Creating healthy behavior (like creating world peace or fixing the environment) is a "wicked problem". It impacts a very large number of diverse people -- all of whom have different ideas of what "success" looks like and all of whom have problems and issues in their lives that impact making these healthy changes in some significant way. "Wicked" problems are basically problems that are impossible to solve.

Yet things do change.

The doctor I was talking to said that people needed a catalyst to make these behavior changes a priority. They needed a close call -- a close friend or family member unexpectedly dying perhaps -- to pluck this one issue out of mad soup of day-to-day problems and make it a priority. If the issue stayed a priority in the person's life for more than about three months, it tended to become a permanent behavior change.

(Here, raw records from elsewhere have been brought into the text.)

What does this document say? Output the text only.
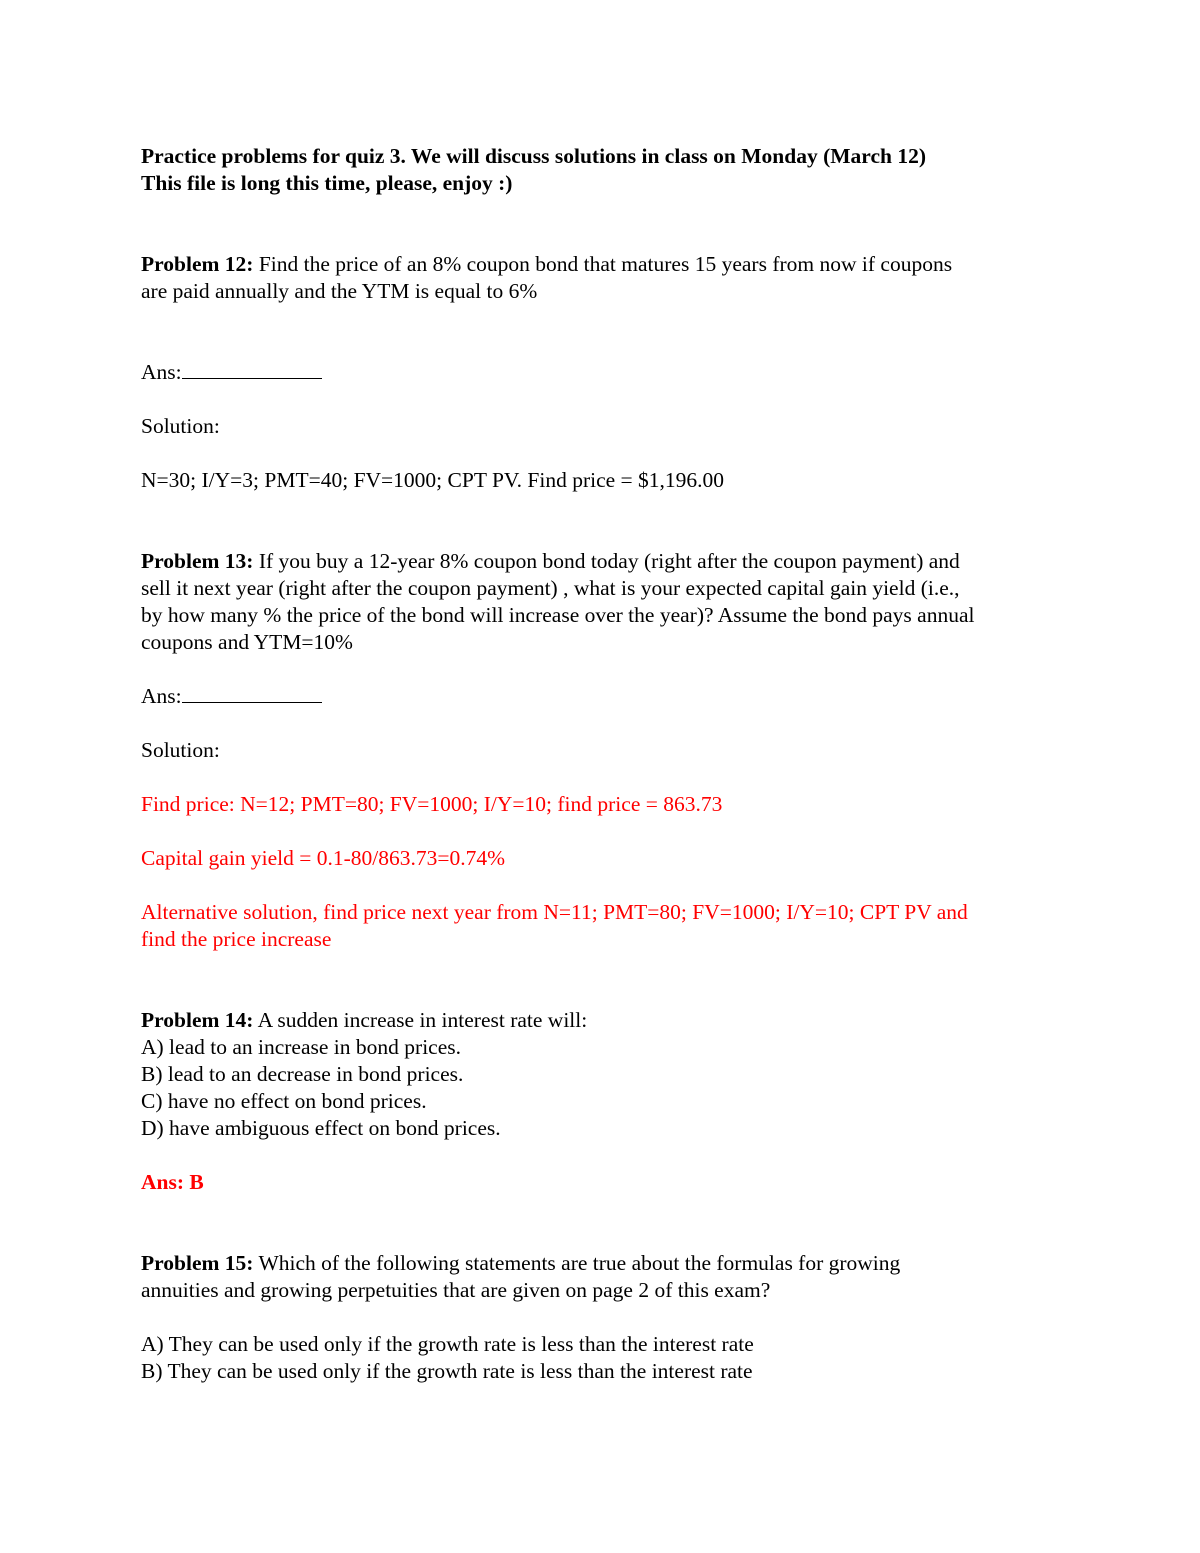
Practice problems for quiz 3. We will discuss solutions in class on Monday (March 12)

This file is long this time, please, enjoy :)

Problem 12: Find the price of an 8% coupon bond that matures 15 years from now if coupons

are paid annually and the YTM is equal to 6%

Ans:

Solution:

N=30; I/Y=3; PMT=40; FV=1000; CPT PV. Find price = $1,196.00

Problem 13: If you buy a 12-year 8% coupon bond today (right after the coupon payment) and

sell it next year (right after the coupon payment) , what is your expected capital gain yield (i.e.,

by how many % the price of the bond will increase over the year)? Assume the bond pays annual

coupons and YTM=10%

Ans:

Solution:

Find price: N=12; PMT=80; FV=1000; I/Y=10; find price = 863.73

Capital gain yield = 0.1-80/863.73=0.74%

Alternative solution, find price next year from N=11; PMT=80; FV=1000; I/Y=10; CPT PV and

find the price increase

Problem 14: A sudden increase in interest rate will:

A) lead to an increase in bond prices.

B) lead to an decrease in bond prices.

C) have no effect on bond prices.

D) have ambiguous effect on bond prices.

Ans: B

Problem 15: Which of the following statements are true about the formulas for growing

annuities and growing perpetuities that are given on page 2 of this exam?

A) They can be used only if the growth rate is less than the interest rate

B) They can be used only if the growth rate is less than the interest rate
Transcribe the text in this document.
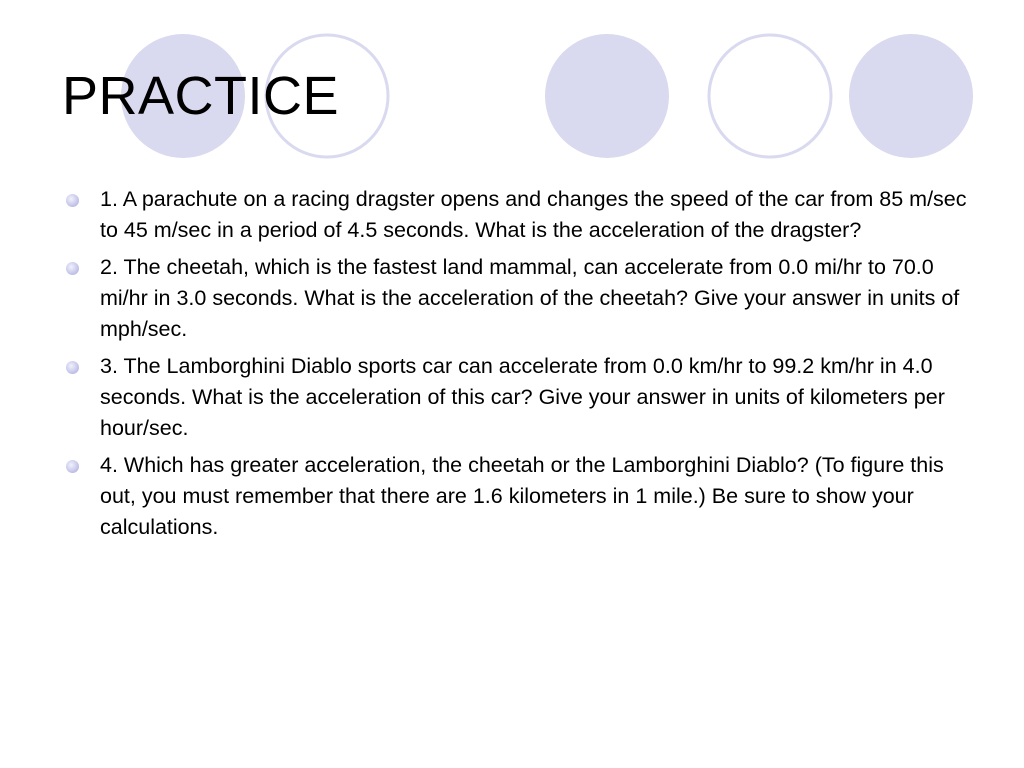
PRACTICE
1. A parachute on a racing dragster opens and changes the speed of the car from 85 m/sec to 45 m/sec in a period of 4.5 seconds. What is the acceleration of the dragster?
2. The cheetah, which is the fastest land mammal, can accelerate from 0.0 mi/hr to 70.0 mi/hr in 3.0 seconds. What is the acceleration of the cheetah? Give your answer in units of mph/sec.
3. The Lamborghini Diablo sports car can accelerate from 0.0 km/hr to 99.2 km/hr in 4.0 seconds. What is the acceleration of this car? Give your answer in units of kilometers per hour/sec.
4. Which has greater acceleration, the cheetah or the Lamborghini Diablo? (To figure this out, you must remember that there are 1.6 kilometers in 1 mile.) Be sure to show your calculations.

As a strategist who spends a lot of her time working wicked problems, this is an interesting insight -- a subtle consistency to hang a theory on. It tells me that:
  • There is probably not much my web site will do to change a behavior, except keep reminding people that there is a behavior that should be changed.
  • I need to be ready when this person experiences his or her "close call" and strongly support the changes that he or she is willing to make for about three months.
  • This is all happening on a very personal, very individual level and that I need to speak to that person with a very personal voice.